After looking into the problem, the organization realized that the judges could hear the women auditioners’ high heels and, thus, could identify their gender. Once the orchestra began asking auditioners to take off their shoes, the number of women hired increased dramatically.
We may not be able to conduct blind interviews for staff therapists, but perhaps we could review r√©sum√©s without names visible in an effort to reduce bias. We must recognize that even the most well-meaning people can be susceptible to skewed hiring decisions, and seek out ways to test for and remove bias in the hiring process.
Where else do these biases exist?
Biases aren’t just limited to race, ethnicity, and gender; they can crop up around religion, age, sexual orientation, or socioeconomic class. I would even argue that one of the biggest diversity barriers in rehab therapy, and part of the reason why our talent pool is so limited, is our profession’s high barrier of entry. This is something we discussed during the 2018 Graham Sessions: the financial cost of obtaining a DPT is out of control, and we’re preventing lower-income would-be applicants from considering PT as a career path because it’s just too expensive. If we want to make a serious effort to diversify our profession, one of the most important steps will be making physical therapy education more accessible to more people.

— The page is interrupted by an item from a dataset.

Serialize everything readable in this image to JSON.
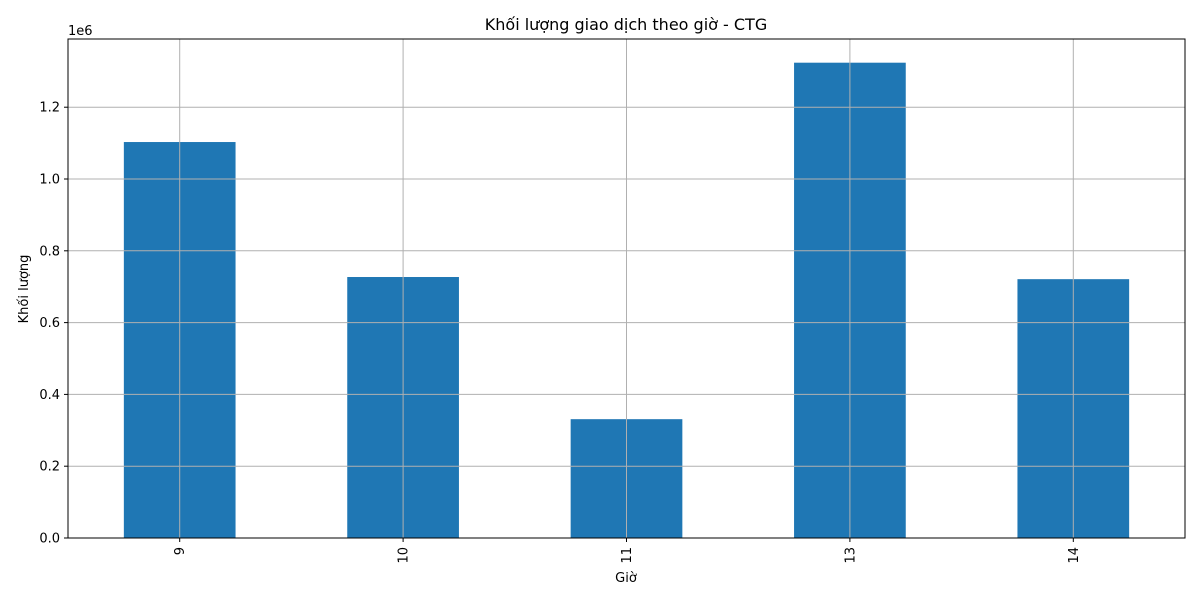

Encouraging diversity will not diminish the integrity of the profession; it will only make us better.
There was one theme in our Facebook comments that really stood out to me. Several people argued that diversity efforts would diminish the integrity of our profession. I’m going to say this outright: diversifying the therapist pool and making an active effort to combat our biases will not hurt us. In fact, it will only make us better. Therapists are naturally altruistic, kind, and intently focused on the patient experience, and with a diverse pool of therapists in our clinics, we can improve the experience of so many more patients. This can only help us in our relentless pursuit of reducing the percentage of patients (more than 90%) who have a musculoskeletal diagnosis but don’t seek PT care.

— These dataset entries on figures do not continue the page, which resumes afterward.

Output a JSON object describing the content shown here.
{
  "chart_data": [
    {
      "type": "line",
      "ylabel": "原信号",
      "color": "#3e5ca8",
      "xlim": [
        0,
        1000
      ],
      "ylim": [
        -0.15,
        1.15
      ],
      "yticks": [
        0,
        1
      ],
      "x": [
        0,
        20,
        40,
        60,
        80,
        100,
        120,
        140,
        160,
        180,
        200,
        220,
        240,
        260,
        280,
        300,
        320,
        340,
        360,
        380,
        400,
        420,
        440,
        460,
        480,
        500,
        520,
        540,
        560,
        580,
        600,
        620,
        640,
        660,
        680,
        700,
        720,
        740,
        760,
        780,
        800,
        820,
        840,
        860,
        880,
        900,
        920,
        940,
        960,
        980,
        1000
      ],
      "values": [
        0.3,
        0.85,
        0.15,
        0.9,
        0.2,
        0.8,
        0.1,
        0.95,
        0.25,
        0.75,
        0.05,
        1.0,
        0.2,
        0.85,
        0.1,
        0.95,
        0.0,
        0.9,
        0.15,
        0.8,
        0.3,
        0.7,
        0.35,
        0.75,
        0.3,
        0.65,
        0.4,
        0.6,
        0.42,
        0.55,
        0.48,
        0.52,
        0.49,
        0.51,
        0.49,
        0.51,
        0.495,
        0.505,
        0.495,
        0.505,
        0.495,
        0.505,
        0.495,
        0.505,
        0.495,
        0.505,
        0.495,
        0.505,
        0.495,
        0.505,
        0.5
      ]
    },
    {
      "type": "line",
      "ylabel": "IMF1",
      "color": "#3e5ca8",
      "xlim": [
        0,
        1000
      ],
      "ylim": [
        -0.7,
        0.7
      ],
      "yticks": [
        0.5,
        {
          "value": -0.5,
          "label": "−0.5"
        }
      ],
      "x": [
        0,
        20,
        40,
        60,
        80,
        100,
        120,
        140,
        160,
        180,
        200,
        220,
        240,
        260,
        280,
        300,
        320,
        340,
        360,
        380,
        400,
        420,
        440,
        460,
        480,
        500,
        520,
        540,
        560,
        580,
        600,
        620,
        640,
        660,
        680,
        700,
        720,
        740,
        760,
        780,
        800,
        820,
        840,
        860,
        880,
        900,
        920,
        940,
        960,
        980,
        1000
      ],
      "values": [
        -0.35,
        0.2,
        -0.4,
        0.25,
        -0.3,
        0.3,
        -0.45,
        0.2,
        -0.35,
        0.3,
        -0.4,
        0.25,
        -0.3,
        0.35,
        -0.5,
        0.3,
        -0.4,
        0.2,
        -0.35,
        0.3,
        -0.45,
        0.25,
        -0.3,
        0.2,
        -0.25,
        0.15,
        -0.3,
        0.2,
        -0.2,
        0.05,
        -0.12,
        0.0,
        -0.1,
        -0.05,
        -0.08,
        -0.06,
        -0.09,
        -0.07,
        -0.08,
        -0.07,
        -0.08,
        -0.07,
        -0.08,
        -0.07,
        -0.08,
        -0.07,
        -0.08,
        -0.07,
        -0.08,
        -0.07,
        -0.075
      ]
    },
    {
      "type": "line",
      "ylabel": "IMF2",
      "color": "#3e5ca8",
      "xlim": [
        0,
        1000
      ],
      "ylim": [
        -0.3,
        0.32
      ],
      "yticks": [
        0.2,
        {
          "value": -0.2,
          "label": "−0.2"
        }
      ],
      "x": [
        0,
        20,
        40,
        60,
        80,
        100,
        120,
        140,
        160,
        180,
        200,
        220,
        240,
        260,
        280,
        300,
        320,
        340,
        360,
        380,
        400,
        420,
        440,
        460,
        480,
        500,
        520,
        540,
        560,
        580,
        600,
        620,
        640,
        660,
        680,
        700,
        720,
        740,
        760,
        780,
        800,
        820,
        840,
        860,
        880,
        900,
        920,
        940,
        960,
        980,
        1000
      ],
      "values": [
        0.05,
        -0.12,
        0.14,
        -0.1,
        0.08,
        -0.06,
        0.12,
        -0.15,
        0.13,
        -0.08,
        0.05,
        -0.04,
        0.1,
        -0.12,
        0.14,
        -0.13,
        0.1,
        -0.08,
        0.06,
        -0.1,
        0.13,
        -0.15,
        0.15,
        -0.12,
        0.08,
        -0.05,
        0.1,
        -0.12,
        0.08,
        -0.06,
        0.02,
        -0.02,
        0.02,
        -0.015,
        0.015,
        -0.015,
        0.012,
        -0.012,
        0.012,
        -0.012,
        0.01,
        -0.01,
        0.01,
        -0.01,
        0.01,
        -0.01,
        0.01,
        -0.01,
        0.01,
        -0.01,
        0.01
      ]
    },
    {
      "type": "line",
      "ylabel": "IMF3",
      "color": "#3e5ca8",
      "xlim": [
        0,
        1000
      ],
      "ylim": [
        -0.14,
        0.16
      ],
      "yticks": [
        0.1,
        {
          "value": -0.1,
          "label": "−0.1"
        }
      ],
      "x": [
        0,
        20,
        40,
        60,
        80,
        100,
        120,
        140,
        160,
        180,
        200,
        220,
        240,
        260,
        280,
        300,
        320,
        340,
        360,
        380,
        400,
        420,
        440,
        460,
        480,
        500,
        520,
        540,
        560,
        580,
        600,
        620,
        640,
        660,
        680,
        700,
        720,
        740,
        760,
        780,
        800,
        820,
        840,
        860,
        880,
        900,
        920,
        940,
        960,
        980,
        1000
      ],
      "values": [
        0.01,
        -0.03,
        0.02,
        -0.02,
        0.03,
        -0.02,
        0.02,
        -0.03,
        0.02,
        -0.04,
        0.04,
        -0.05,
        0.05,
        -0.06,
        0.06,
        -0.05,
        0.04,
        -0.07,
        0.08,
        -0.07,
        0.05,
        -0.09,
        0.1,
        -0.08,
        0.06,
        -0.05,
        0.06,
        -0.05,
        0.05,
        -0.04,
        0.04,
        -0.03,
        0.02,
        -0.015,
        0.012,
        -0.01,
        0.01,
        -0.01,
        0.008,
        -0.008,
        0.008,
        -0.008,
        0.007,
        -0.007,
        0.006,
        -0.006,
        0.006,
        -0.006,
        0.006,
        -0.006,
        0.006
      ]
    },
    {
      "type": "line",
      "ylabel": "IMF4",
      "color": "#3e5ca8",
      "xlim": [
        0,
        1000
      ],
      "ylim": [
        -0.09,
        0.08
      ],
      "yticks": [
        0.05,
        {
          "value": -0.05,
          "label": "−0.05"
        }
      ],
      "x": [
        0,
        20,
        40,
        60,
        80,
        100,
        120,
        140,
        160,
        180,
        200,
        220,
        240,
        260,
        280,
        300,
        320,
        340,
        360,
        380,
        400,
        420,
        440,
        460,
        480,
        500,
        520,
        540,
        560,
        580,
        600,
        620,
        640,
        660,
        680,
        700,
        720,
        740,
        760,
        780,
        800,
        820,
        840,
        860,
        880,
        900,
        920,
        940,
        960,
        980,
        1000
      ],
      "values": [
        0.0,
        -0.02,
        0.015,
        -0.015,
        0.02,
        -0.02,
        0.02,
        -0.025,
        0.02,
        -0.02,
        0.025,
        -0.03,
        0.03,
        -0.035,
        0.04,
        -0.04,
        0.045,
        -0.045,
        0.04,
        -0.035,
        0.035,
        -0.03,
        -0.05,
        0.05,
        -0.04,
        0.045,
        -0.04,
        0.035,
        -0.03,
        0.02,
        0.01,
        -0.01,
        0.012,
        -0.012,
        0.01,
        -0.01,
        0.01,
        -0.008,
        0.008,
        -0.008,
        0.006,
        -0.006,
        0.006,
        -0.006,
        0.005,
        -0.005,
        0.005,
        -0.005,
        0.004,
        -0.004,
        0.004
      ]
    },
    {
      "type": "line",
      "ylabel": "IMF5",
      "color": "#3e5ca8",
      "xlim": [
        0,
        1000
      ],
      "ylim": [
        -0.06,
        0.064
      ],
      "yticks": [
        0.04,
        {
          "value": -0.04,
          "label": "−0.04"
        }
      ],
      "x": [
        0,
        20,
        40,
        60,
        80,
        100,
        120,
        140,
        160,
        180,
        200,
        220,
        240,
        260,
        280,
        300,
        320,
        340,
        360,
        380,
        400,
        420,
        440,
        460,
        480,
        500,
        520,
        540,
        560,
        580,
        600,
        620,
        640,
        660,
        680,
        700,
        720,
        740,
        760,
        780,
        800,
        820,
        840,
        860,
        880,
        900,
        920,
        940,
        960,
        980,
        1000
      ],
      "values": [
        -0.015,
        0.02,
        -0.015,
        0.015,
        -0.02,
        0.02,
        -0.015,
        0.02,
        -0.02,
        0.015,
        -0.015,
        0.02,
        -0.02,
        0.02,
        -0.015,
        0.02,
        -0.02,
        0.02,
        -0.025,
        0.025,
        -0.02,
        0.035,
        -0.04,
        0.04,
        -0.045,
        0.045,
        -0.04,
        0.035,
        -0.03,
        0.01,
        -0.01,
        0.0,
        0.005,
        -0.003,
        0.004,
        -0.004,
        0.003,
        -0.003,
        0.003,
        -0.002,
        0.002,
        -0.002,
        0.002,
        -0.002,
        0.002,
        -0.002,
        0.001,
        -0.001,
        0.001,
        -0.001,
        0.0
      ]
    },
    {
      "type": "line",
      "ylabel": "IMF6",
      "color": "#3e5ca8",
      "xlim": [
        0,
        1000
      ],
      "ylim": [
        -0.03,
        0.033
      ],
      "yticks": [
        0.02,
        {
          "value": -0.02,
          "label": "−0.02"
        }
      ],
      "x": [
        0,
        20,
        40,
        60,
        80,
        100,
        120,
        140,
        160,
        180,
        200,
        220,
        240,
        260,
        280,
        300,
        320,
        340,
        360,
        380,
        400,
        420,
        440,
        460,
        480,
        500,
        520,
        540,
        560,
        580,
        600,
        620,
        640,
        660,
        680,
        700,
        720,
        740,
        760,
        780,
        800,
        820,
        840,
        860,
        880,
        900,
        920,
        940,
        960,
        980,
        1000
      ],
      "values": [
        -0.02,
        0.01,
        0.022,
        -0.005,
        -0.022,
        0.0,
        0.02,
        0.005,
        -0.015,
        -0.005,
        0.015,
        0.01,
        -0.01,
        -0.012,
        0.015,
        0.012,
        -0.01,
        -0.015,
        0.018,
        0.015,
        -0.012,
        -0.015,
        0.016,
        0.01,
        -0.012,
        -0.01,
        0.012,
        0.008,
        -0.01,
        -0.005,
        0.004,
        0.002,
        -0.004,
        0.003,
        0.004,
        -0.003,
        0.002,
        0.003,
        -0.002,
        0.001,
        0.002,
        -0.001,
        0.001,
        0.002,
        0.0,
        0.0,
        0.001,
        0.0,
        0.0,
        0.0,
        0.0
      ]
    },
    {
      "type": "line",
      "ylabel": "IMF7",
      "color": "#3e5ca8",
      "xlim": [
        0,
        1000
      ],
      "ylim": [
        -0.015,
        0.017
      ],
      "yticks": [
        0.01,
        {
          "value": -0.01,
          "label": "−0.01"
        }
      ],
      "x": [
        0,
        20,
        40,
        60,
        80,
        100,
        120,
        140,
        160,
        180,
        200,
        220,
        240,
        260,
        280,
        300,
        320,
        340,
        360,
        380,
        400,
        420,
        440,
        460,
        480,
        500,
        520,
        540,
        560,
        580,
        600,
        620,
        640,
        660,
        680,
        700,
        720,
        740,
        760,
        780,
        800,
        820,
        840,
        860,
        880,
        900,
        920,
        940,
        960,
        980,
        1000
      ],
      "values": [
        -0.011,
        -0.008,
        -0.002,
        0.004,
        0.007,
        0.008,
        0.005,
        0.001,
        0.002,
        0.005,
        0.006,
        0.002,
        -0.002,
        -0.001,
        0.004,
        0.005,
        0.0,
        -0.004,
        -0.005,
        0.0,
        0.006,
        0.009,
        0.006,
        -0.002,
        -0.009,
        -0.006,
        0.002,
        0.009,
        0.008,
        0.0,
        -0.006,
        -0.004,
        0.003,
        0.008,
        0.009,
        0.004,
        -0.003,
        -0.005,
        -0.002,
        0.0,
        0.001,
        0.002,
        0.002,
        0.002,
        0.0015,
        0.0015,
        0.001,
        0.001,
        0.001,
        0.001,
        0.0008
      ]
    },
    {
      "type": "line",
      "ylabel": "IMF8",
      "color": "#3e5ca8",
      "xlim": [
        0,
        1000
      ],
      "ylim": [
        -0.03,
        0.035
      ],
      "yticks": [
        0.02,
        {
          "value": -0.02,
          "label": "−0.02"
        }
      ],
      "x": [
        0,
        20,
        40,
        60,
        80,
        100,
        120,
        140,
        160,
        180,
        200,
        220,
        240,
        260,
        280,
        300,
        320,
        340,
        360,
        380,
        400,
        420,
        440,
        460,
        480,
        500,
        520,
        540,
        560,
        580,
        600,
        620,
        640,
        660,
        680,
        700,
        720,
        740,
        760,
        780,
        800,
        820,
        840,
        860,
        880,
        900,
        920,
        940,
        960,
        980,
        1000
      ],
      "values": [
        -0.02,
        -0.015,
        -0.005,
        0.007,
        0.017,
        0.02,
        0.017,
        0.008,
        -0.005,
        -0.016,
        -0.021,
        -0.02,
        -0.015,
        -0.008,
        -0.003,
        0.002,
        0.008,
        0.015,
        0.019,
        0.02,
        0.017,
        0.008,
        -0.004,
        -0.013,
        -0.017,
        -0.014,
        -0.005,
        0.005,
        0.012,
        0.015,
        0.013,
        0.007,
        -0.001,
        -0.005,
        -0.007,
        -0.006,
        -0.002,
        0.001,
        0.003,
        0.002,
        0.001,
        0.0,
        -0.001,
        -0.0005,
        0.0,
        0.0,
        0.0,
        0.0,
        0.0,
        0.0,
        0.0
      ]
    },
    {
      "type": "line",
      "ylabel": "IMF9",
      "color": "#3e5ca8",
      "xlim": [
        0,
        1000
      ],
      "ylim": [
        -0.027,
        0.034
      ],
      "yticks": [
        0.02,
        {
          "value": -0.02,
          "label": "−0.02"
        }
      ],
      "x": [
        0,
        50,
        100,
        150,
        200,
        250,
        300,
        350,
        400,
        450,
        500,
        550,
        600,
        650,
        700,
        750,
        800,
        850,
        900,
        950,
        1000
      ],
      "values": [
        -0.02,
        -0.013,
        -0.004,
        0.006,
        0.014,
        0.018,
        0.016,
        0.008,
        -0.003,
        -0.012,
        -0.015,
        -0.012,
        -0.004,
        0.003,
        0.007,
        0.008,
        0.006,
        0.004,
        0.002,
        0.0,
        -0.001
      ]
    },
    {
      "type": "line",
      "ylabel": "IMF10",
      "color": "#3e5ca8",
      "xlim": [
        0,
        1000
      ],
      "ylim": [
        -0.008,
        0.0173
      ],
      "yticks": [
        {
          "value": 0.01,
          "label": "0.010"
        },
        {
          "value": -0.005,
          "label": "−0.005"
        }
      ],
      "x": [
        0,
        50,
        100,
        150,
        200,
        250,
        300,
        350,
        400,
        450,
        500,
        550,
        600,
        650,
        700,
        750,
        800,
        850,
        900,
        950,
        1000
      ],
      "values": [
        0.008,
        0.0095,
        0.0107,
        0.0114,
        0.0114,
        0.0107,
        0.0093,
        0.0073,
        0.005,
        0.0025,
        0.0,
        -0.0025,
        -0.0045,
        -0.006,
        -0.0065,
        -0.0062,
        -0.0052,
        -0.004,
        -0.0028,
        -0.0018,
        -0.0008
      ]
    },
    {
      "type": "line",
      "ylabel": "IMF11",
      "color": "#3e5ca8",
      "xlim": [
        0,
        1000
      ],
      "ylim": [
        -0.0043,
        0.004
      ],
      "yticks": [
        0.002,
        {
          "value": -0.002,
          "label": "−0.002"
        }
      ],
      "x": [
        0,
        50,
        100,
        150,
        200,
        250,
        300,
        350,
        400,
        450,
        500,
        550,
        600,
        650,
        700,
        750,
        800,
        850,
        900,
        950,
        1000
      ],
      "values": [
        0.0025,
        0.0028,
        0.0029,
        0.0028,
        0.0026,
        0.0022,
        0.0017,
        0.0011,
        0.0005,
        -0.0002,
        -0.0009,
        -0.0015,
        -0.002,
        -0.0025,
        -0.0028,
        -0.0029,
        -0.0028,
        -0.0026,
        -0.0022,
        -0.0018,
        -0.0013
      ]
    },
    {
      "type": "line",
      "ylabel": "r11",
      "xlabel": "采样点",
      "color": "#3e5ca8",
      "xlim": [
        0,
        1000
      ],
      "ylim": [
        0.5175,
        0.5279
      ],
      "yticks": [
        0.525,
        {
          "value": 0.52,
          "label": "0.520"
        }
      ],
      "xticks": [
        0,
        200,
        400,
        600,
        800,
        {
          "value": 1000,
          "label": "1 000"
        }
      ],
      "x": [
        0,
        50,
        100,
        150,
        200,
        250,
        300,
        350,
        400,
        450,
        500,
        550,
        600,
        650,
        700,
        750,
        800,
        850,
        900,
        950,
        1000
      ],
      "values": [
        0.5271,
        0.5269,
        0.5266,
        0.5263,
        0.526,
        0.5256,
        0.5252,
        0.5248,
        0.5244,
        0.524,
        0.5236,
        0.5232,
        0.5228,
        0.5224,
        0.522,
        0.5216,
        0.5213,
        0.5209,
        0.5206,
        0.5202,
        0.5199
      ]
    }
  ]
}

If that’s not enough to sway your opinion, I’m going to leave you with one last factual tidbit. According to Health Affairs, minority providers often choose to work in Health Professional Shortage Areas (HPSAs), “to a disproportionate extent.” If diversifying the industry means that we can help reach the patients who need us the most, then I say we should redouble our efforts to open the industry doors, so to speak.
This is just another reason to engage in legislative advocacy, or even to donate to the PT-PAC. (Learn more here.) We currently have a bill on the table, The Physical Therapist Workforce and Patient Access Act (H.R. 2802/S. 970), that would allow physical therapists to participate in a student loan payment program if they practice in rural or underserved areas. Currently there are 43 House and seven Senate cosponsors, but we need more support to get this passed. Let’s do this!
We can be better, together, but only if we continue to challenge ourselves to discuss diversity, recognize the issues, and work collectively to solve them. We can’t ignore this problem any longer. We must invest in diversity to strengthen our industry.